Graph 2. Estimates of employed, unemployed and persons outside the labour force in Greece. Source: Elstat. 

 

Which brings us to question B. Maybe wages are, despite considerable slack on the labor market, rising rapidly because of insider-outsider effects or whatever, meaning that they do contribute to the sudden increase of inflation. No. Graph 3 shows that nominal wages are, after a piecemeal increase in the actually going down and are still a lot lower than in 2010. Inflation is going up despite lower wages. It has to go down, of course. But investing in food and energy bottlenecks, seems the way ahead. Crushing the economy will only prolongue this bout of inflation as it will postpone badly needed investments in solar, wind, natural gas (replacing coal by natural gas is a wise thing to do, in the short and medium run), insulation (the future is hot) and irrigation. This time, we can lower inflation by a targeted increase of spending, not by decreasing it or by increasing already double digit unemployment (note: youth unemployment is the EU is already on the rise, again).
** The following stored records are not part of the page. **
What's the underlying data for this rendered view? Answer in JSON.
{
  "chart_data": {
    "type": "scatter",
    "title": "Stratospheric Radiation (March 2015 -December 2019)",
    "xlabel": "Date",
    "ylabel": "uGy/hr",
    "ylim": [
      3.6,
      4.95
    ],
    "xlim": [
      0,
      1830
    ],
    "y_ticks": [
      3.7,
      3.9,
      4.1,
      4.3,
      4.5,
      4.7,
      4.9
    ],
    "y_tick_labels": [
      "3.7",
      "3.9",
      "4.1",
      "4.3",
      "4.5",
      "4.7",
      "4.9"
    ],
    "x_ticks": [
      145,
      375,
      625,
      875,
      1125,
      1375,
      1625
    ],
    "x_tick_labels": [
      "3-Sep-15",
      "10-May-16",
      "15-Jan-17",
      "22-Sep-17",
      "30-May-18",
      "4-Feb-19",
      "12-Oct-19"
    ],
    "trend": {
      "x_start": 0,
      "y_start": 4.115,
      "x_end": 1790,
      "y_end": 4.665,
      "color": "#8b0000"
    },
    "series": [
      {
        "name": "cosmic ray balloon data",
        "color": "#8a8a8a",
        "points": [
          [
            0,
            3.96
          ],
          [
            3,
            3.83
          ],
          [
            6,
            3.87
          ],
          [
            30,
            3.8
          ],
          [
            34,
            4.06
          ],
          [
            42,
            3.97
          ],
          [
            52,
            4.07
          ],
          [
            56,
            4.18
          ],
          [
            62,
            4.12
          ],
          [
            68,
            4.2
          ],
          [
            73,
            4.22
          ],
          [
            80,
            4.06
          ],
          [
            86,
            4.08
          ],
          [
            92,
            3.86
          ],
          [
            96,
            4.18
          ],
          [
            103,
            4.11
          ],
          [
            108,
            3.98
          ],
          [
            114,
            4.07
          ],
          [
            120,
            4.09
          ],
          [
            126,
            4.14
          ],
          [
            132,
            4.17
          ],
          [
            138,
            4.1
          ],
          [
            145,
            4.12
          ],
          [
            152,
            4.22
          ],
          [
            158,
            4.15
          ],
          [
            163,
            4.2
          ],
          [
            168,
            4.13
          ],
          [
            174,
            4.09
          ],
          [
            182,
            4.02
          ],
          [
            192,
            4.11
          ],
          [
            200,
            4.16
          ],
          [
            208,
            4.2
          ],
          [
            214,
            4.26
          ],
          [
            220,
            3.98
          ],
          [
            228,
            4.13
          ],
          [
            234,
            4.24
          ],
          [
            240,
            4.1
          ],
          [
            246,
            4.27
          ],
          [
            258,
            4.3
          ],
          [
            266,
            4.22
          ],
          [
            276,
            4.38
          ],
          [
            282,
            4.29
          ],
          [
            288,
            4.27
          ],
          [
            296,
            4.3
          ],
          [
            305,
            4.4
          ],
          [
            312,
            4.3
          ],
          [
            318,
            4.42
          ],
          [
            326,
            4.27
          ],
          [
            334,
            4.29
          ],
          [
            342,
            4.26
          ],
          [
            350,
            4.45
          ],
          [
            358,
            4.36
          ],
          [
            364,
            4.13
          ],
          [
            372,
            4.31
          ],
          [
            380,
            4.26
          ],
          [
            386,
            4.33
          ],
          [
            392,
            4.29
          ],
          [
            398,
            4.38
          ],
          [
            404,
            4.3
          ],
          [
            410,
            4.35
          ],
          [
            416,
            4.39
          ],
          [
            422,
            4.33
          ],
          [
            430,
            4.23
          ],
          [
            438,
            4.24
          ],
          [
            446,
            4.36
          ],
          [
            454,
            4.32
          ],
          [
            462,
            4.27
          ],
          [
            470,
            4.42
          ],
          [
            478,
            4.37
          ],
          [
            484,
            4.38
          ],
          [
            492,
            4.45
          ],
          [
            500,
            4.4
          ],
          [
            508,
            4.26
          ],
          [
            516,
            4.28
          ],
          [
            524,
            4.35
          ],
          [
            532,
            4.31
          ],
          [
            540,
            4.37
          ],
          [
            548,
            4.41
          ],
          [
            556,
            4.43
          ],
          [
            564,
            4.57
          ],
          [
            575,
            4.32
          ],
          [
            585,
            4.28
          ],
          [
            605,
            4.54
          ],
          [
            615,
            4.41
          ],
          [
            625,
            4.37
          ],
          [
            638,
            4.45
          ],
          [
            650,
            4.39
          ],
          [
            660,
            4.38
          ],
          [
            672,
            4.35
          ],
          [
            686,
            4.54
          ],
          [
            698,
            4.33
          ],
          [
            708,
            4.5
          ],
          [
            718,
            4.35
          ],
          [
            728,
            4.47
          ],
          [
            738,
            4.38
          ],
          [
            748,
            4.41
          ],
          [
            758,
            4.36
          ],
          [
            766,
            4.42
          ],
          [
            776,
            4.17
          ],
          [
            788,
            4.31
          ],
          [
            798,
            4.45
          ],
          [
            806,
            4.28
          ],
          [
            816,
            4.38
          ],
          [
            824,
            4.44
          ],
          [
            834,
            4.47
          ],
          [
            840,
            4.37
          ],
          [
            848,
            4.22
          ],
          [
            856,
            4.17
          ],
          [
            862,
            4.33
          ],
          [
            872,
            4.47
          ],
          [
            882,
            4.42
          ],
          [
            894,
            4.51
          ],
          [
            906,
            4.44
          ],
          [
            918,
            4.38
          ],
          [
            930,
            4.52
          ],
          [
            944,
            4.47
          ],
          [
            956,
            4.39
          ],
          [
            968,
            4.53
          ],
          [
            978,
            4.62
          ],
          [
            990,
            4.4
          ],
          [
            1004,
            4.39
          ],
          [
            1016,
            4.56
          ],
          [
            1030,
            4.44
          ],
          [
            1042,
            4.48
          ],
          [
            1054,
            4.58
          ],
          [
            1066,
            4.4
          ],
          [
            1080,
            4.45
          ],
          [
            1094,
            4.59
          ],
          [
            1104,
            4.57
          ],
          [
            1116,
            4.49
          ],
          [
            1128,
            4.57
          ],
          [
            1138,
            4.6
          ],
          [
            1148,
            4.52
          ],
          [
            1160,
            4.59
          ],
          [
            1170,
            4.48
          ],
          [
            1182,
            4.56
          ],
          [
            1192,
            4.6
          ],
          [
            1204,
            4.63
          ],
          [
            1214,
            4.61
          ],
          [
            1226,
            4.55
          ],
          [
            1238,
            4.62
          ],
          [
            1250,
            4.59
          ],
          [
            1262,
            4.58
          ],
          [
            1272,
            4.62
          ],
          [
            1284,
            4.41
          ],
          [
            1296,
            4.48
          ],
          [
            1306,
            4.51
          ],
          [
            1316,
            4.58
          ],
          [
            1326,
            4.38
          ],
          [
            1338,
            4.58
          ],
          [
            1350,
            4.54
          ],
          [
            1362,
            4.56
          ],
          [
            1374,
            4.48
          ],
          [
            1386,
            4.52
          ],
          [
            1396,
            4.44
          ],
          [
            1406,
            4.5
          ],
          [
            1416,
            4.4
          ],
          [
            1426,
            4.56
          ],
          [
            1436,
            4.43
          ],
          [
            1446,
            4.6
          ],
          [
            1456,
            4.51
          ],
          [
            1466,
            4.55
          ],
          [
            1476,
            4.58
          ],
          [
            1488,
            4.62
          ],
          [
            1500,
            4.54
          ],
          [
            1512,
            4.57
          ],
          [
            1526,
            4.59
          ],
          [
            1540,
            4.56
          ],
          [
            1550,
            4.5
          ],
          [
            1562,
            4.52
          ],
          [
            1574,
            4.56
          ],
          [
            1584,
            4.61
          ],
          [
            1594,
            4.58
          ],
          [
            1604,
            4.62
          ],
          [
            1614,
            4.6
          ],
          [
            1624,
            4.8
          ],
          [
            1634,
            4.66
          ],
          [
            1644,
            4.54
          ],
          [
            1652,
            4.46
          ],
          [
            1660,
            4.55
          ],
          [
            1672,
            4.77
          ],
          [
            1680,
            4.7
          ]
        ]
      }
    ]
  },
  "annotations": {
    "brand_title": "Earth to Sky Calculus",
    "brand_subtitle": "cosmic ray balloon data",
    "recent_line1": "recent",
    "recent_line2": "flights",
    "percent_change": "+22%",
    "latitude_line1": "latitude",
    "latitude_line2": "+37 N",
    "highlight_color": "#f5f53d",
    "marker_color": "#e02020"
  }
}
I admit: interest rates were ridiculously low. But this is the wrong time to increase them. Aside: this idea that interest rates have been remarkably low and other macro economic policies should have been pursued is shared by progressive people like Varoufakis (in 2016 already) and Mason, even when Mason shows that low rates did contribute a lot to a decline of indebtedness in the USA. But that’s the point. the Central Bank interest rate is one of the most important prices in the economy – but it might not always be the best tool for macro managing the economy. Now, it surely isn’t.

Graph 3. Nominal labour costs in Greece, Industry, construction and services. Source: Eurostat.